本來這次只是打算來見你,如今能爲你做一件事已經足夠了,明月望着孩子稚嫩的臉龐,看他的雙眼點頭:“嗯。”
“不能留下來嗎?”脫口問話的是高以澤。
明月蹲下看着兩個孩子說:“不僅是我要走,高以澤你也得走了。”
“我……”
“你得走,得重新開始。”
她也得走,也得重新開始,高以澤看着明月許久,點了點頭:“其實我知道,就算爹孃還在,他們也找不到我了……”
明月沒有否認。
高以澤回頭對蘇衍之說:“謝謝你收留我,衍之,若來生我還能見到你,我們依舊做朋友,可好。”
“好。”蘇衍之點頭,他拿出了一塊玉送給了高以澤,“上邊有我的名字,現在贈與你。
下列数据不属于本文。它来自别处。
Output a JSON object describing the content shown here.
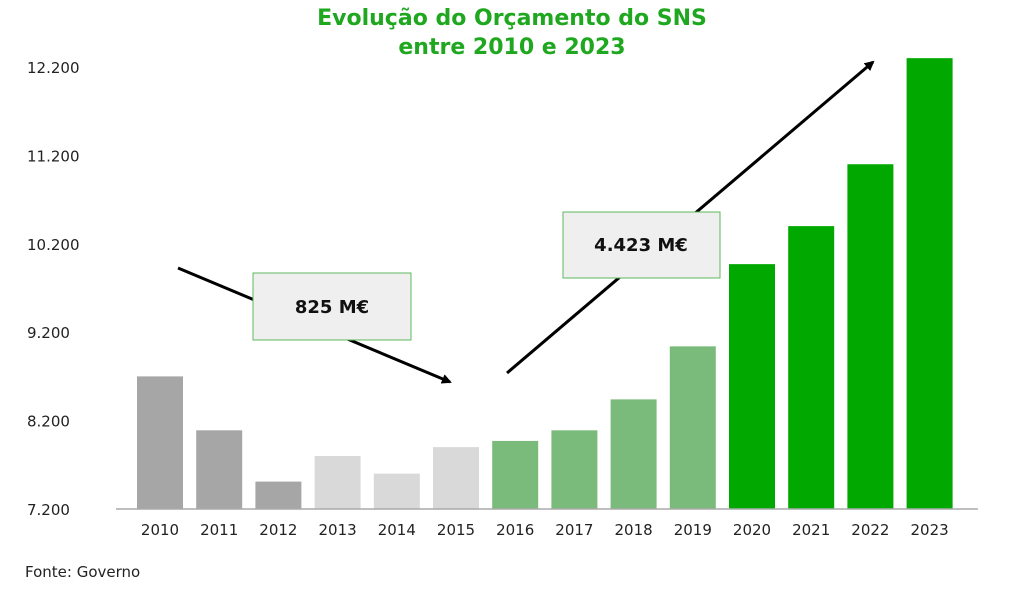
{
  "chart_data": {
    "type": "bar",
    "title_line1": "Evolução do Orçamento do SNS",
    "title_line2": "entre 2010 e 2023",
    "categories": [
      "2010",
      "2011",
      "2012",
      "2013",
      "2014",
      "2015",
      "2016",
      "2017",
      "2018",
      "2019",
      "2020",
      "2021",
      "2022",
      "2023"
    ],
    "values": [
      8700,
      8090,
      7510,
      7800,
      7600,
      7900,
      7970,
      8090,
      8440,
      9040,
      9970,
      10400,
      11100,
      12300
    ],
    "bar_colors": [
      "#a6a6a6",
      "#a6a6a6",
      "#a6a6a6",
      "#d9d9d9",
      "#d9d9d9",
      "#d9d9d9",
      "#7aba7a",
      "#7aba7a",
      "#7aba7a",
      "#7aba7a",
      "#00a800",
      "#00a800",
      "#00a800",
      "#00a800"
    ],
    "ylim": [
      7200,
      12200
    ],
    "yticks": [
      "7.200",
      "8.200",
      "9.200",
      "10.200",
      "11.200",
      "12.200"
    ],
    "ytick_values": [
      7200,
      8200,
      9200,
      10200,
      11200,
      12200
    ],
    "annotations": [
      {
        "text": "825 M€",
        "trend": "down"
      },
      {
        "text": "4.423 M€",
        "trend": "up"
      }
    ],
    "source": "Fonte: Governo",
    "title_color": "#1fa81f"
  }
}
”
“多謝。”
然後高以澤雙手將那把荷葉遞給了明月:“先生,我跟你走。”
明月接過荷葉,荷葉變回青蓮,高以澤化成一道魂光飛入青蓮之中,青蓮也消失在了明月的手中。
看到蘇衍之落寞的臉,明月低聲說:“你以後還會有很多的朋友,人有善惡鬼亦如此。我暫時封住你的陰陽眼,等你有足夠的力量辨別善惡之後封印會自動解開。”
明月手指發出一道白光,印在了蘇衍之的額頭,白色的小封印消失在了蘇衍之的眉心。明月又從袖中拿出了一個金鎖模樣的鏈子,掛在了他的身上。
“這個平安符隨身戴着。”
蘇衍之點頭:“嗯!”
明月再看了他一眼,站了起來:“要說再見了,蘇衍之。”
再見了,子晏。
蘇衍之抿着嘴不說話,眼圈微微紅了,細嫩的眉毛下皮膚也紅了起來,他點頭說:“……嗯!”
明月看着站再遠處的蘇然,還有兩個夫人,微微頷首。
蘇然在遠處拱手作禮,多謝了!
夫人們欠身禮別。
後夕晝站在涼亭之外,轉身走了出去。
明月沒再看蘇衍之,也轉身離去。
以爲見了就心安,他平安就心安了的,也知道他不是她的楚子晏,只是這樣的離別依舊有些牽腸掛肚。
走出門的那一刻,想到他要在這裡與她無關的長大,心中悵然。
腳步忽而邁得更大了……
“明月先生!”
身後傳來孩子稚嫩的聲音,明月沒有腳步驟然一停,回過身去。那小小的人兒穿着白色的衣衫,追着跑出來站在離她幾步開外,抿着嘴眼淚滾落。
小小的手拱起慎重地鞠躬:“先生大恩衍之終生不忘,衍之日後必然虛心向善,不負先生所望,成爲優秀的男兒。”
明月深深地呼吸,壓下洶涌的情緒,點頭笑着輕應:“啊。“
再多的話,留在了心裡。
這次轉身她沒有回頭。
但能看見,那孩子仰首張望,她彷佛又看到了,多年之前,那個白衣男子站在門外送她遠行的模樣。